Expansion hang over: ACC annually meets under dark cloud

Published 12:00 am Thursday, October 26, 2017

By Pete Iacobelli

AP Sports Writer

CHARLOTTE (AP) — Another Atlantic Coast Conference basketball media day. Another scandal casting a shadow over the gathering.

It has been that way since the league’s most recent expansions.

While there’s no question in the three years since the ACC expanded to a 15-team basketball league that the move has brought the conference more basketball prestige and financial power. But the ACC has also found itself squarely in the middle of some embarrassing scandals.

Standing in the crosshairs of federal investigations and NCAA inquiries has put conversations on placing a record nine teams in the NCAA Tournament last March and two national championships in three years on the back burner.

“Anytime you expand, there’s more chance for growth, but there’s more chance for issues,” Clemson coach Brad Brownell said.

The ACC has gotten more than it bargained for with expansion over the last four years.

Heading into Wednesday’s media day, two of last year’s ACC participants in the NCAA Tournament — Louisville and Miami — are front and center of an ongoing federal investigation into college basketball corruption.

The biggest toll fell on the Cardinals, who have fired coach Rick Pitino and athletic director Tom Jurich for cause.  Four assistant coaches — all from teams among the Power Five conferences, but not the ACC — were arrested and charged in a fraud and corruption scheme.

Earlier this week, Miami coach Jim Larranaga acknowledged that he believes he is unnamed “Coach-3” in federal documents that is alleged to have had conversations with an Addidas executive on paying a recruit $150,000. Larranaga has denied any wrongdoing.

Last year, Pitino returned to media day after skipping 2015 amid the NCAA investigation and calmly praised the governing body for its professionalism as it hit Louisville with four major violations and said the national championship coach had failed to monitor a former staffer who paid for escort and strippers at sex parties for recruits and players.

ACC Commissioner John Swofford isn’t happy about the black eye Louisville has given the league, but doesn’t regret inviting the Cardinals to join the conference.

“Not pleased about recent events,” Swofford said. “But it was the right decision at the time and can be the right decision in the long term.”

Two years ago it was Syracuse coach Jim Boeheim who was on the hot seat during ACC media day.
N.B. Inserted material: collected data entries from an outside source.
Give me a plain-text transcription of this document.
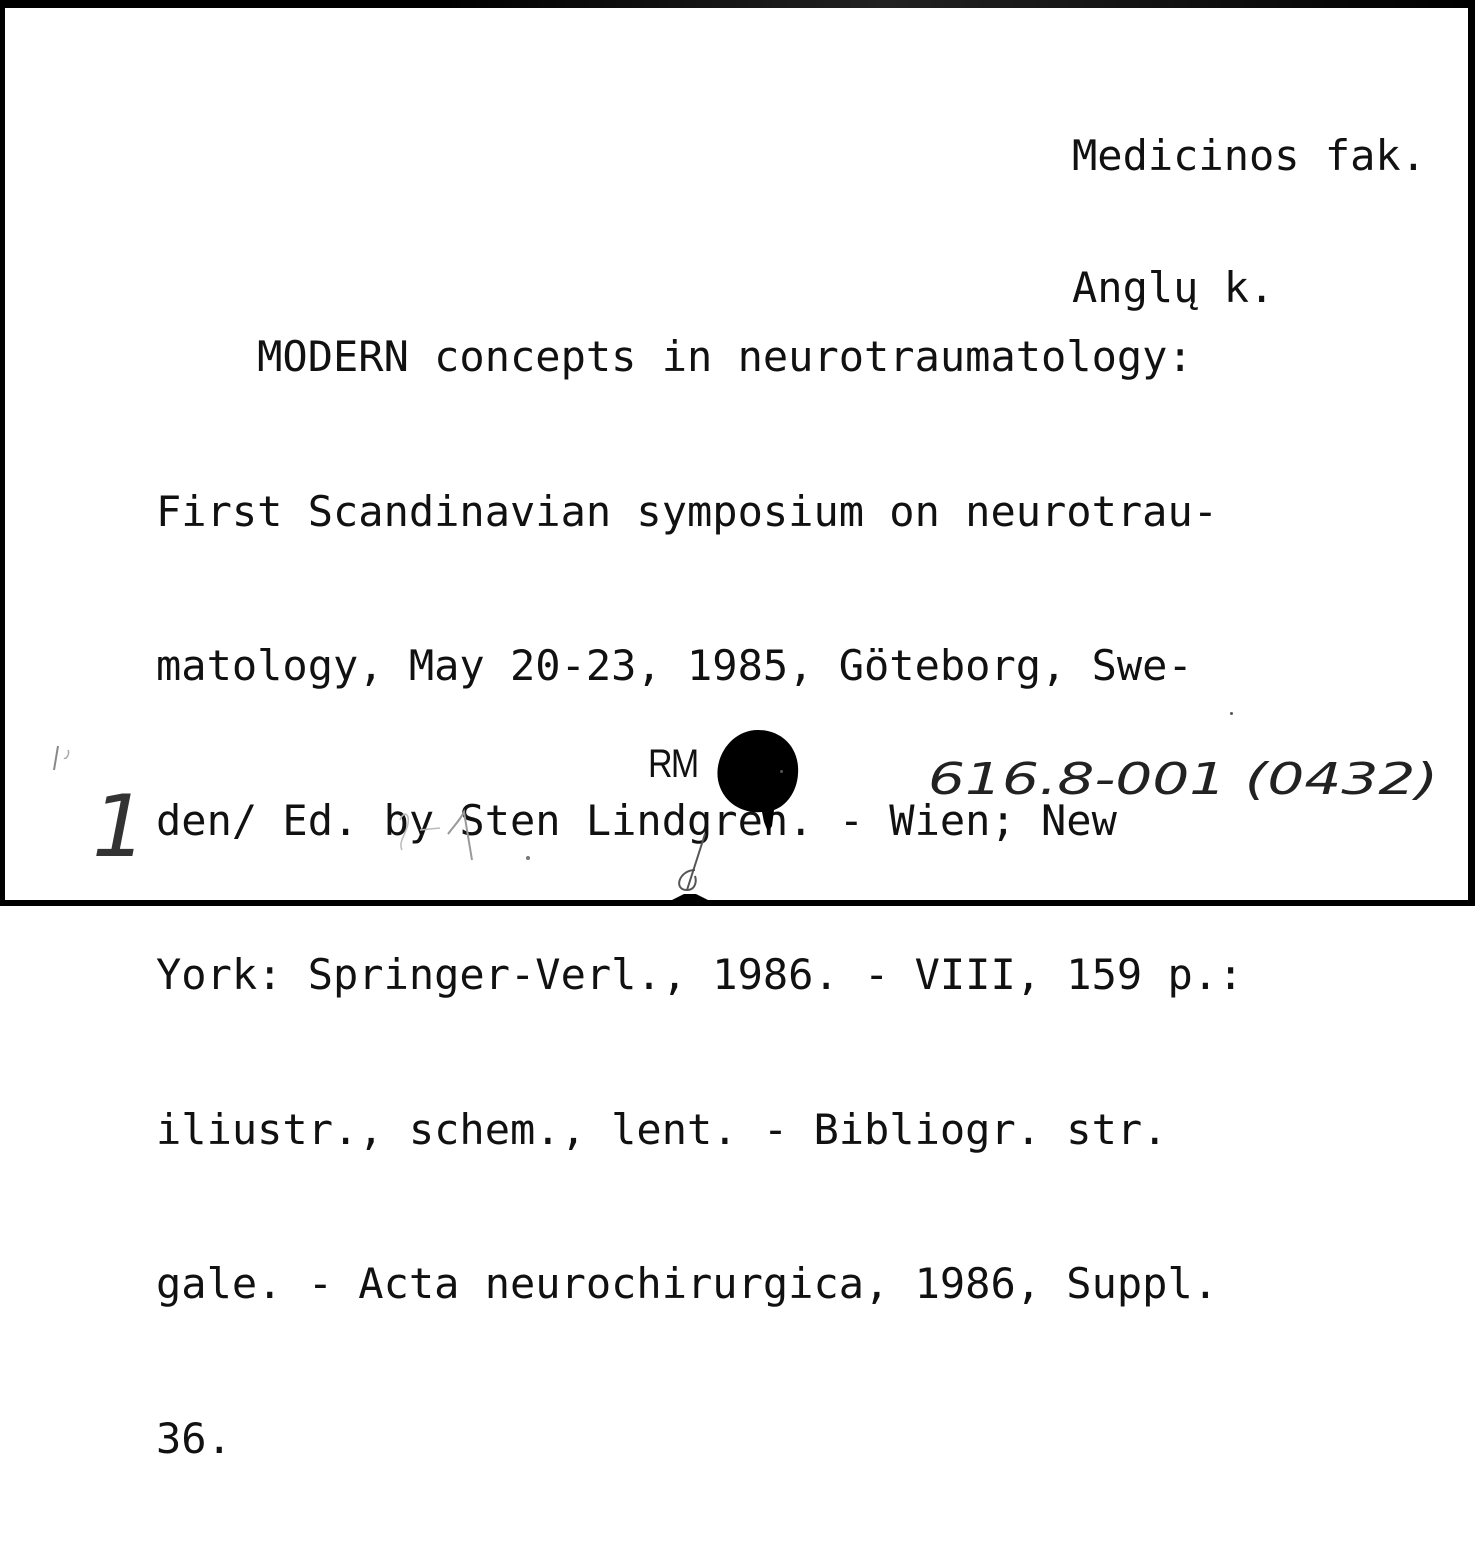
Medicinos fak.

Anglų k.

MODERN concepts in neurotraumatology:

First Scandinavian symposium on neurotrau-

matology, May 20-23, 1985, Göteborg, Swe-

den/ Ed. by Sten Lindgren. - Wien; New

York: Springer-Verl., 1986. - VIII, 159 p.:

iliustr., schem., lent. - Bibliogr. str.

gale. - Acta neurochirurgica, 1986, Suppl.

36.

RM	616.8-001 (0432)
1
He was eventually suspended for nine league games, among other penalties for the Orange, as punishment following an NCAA investigation that involved the team prior to Syracuse joining the ACC in 2013.

Of course, scandals and NCAA investigations are not new to college basketball.

“I don’t think it’s totally fair to think scandal comes with expansion,” said Seth Greenberg, an ESPN college basketball analyst Seth Greenberg who won two ACC coach of the year awards in nine seasons at Virginia Tech. “There were issues with teams in the league before.”

That’s certainly true.

The Tar Heels athletic program was under NCAA investigation over academic issues for several years, a case that was recently resolved without penalties for North Carolina sports’ teams. Still, the inquiries lead to uncomfortable questions both for the schools under inquiry — and those in the league who must play them each season.

The ACC was a group of seven schools who broke away from the Southern Conference in 1953. It’s expanded five times since, the final two bringing in Pittsburgh and Syracuse in 2013 and Louisville in 2014.

Swofford said after talking face-to-face with coaches and others about the investigation, it may not be as widespread as it appears.

“Every indication I’m getting, from people who should know, is that it probably is not rampant,” he said. “Although, it is a problem.”

The commissioner said the ACC has set up a basketball task force, chaired by outgoing Virginia athletic director Craig Littlepage, to look into the problems.

“Our league has to do its part in finding solutions,” he said.

Brownell, who is certain the Tigers lost players to other teams that used “shady” recruiting tactics, said it’s up to schools to trust in the league that their pre-membership vetting yields members who bring value to the league, both on and off the court.

When expansion among Power Five leagues was running wild a few years ago, Brownell said the ACC was seeking the best potential partners to strengthen the league’s future.

“It forces your hand,” Brownell said. “If everybody else is (expanding) and you’re not, with all that’s involved in television, it’s a bigger issue.”

With so much money on the table, the temptation to cut corners seemingly will always be there.

The ACC will launch its own ESPN-affiliated network in time for the 2019 football season, one where each league member will need to have enhanced TV equipment and personnel. Clemson is spending $5.5 million so its video department is ready for the network, athletic spokesman Joe Galbraith said this summer.

The league’s tax documents that cover the fiscal year ending in June 2016 showed revenues of $372 million, a figure that league leaders figure will grow once its own network is in place.

“We’re highly pleased with the current status of where we are,” Swofford said.

Still, the ACC can’t seem to escape member transgressions.

Syracuse junior forward Frank Howard was part of the Orange team that played through Boeheim’s suspension and rallied to make the Final Four in 2016, probably summed up for everyone at media day.

“I’m just happy we’re not in it this time,,” Howard said, smiling.